The researchers also noted that several of the themes represented soft skills, including “engaging caregivers and sensitive communication.” They wrote that soft skills can be defined in different ways, “from feeling empathy for others to communication skills in motivating others.”
“Within ECHO evaluations, although other thematic work has occurred and recent qualitative efforts have shown the effectiveness of Project ECHO, the mechanisms of ECHO’s effectiveness would benefit from further inquiry,” the researchers wrote. “Therefore, further in-depth qualitative research into different realms of soft skills development in the ECHO model is recommended, including an investigation into the roles of empathy, communication skills, and mentorship or modeling.”
One of the question themes — educating others — reflects an important factor to improving the quality of care, the researchers wrote: diffusion of received education.
“This project documented improvement in this area,” they wrote. “ECHO participants reported increased self-efficacy in their ability to more effectively communicate information to their patients as well as educate other clinicians around them; these improvements further increase the impact of the series on quality of care at participating sites.”
Clinical Implications
Tilmon and colleagues concluded that the ECHO-Chicago program was able to successfully increase participants’ self-efficacy and that their study adds multiple series, years of data, an urban focus and a novel qualitative theme component “to enable comparisons across rather than solely within the ECHO series.”
“The implication of this work, still to be tested further, is that an asset-based model leveraging existing clinicians who are knowledgeable about their own communities could lead to an expansion of health services to underserved populations,” they wrote. “ECHO-Chicago is successful at building hard and soft skills, thereby increasing participants’ self-efficacy in providing expanded care in safety-net, urban, and primary care environments.”
The researchers also wrote that their findings hold implications for the training of future primary care clinicians.
“Clinical training does not end at the conclusion of residency and fellowship; clinicians need to continue to build the skill sets needed in response to the demands of their practice,” they wrote. “The data presented in this paper support the importance of active, case-based learning and practical training for the postgraduate education of clinicians, especially as more is being asked of PCCs. The ECHO model provides a proven platform for this continuation of training.”
Johnson and Lee said that Project ECHO “works as a time efficient, effective method for expanding the abilities of community-based primary care providers to take care of a larger number of more complex patients in need of care across a varied set of services: adult and pediatric, medical and behavioral.”
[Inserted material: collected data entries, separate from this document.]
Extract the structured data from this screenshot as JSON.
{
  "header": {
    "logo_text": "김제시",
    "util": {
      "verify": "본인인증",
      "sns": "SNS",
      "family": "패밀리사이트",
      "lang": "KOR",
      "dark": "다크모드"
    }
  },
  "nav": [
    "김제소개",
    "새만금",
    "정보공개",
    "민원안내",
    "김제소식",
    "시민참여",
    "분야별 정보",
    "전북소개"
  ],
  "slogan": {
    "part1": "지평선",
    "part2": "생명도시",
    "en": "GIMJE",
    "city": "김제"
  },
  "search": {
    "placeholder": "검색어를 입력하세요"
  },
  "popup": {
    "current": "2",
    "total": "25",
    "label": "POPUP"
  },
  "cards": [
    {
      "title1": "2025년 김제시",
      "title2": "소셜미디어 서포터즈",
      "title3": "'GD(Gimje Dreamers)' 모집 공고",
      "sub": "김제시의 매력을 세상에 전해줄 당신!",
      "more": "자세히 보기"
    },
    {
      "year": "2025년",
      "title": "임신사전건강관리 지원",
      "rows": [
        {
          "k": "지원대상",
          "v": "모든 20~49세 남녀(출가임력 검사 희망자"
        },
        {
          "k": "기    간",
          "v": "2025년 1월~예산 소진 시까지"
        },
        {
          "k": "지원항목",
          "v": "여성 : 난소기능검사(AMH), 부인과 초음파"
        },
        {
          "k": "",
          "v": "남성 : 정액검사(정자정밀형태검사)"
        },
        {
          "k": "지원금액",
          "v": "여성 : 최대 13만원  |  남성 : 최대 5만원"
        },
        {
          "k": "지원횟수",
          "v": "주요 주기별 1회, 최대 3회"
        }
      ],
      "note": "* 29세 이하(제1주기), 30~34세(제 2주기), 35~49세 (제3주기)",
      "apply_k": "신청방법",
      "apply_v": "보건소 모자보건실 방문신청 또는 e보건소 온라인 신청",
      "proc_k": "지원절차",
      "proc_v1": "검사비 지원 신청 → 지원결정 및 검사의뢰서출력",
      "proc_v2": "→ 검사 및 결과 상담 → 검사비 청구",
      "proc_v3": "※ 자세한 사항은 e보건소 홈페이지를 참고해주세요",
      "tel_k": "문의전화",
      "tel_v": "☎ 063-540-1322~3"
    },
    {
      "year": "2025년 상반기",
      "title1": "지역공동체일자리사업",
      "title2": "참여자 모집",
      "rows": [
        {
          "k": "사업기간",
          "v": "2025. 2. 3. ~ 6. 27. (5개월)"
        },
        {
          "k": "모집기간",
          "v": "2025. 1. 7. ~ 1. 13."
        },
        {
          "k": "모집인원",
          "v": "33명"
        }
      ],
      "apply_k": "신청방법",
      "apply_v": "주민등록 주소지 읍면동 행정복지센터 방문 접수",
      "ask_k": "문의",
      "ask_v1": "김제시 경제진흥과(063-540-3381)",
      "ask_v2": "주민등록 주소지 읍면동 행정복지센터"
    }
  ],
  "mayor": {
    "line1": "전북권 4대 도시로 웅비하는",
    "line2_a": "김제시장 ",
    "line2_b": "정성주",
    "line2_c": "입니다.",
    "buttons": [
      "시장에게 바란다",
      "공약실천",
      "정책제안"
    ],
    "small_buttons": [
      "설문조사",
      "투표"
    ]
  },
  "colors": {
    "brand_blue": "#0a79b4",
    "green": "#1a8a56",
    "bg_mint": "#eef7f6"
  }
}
“Due to Project ECHO-related training and the commitment of primary care providers and their organizations, patients can receive state-of-the-art primary care close to home, delivered by providers they know, in community-based settings that more often than not offer more culturally appropriate care for the patient,” they said. “And the added value for subspecialists and the patients in need of their services is that subspecialist time is freed up so they can direct their efforts to more complex patients in need of care.”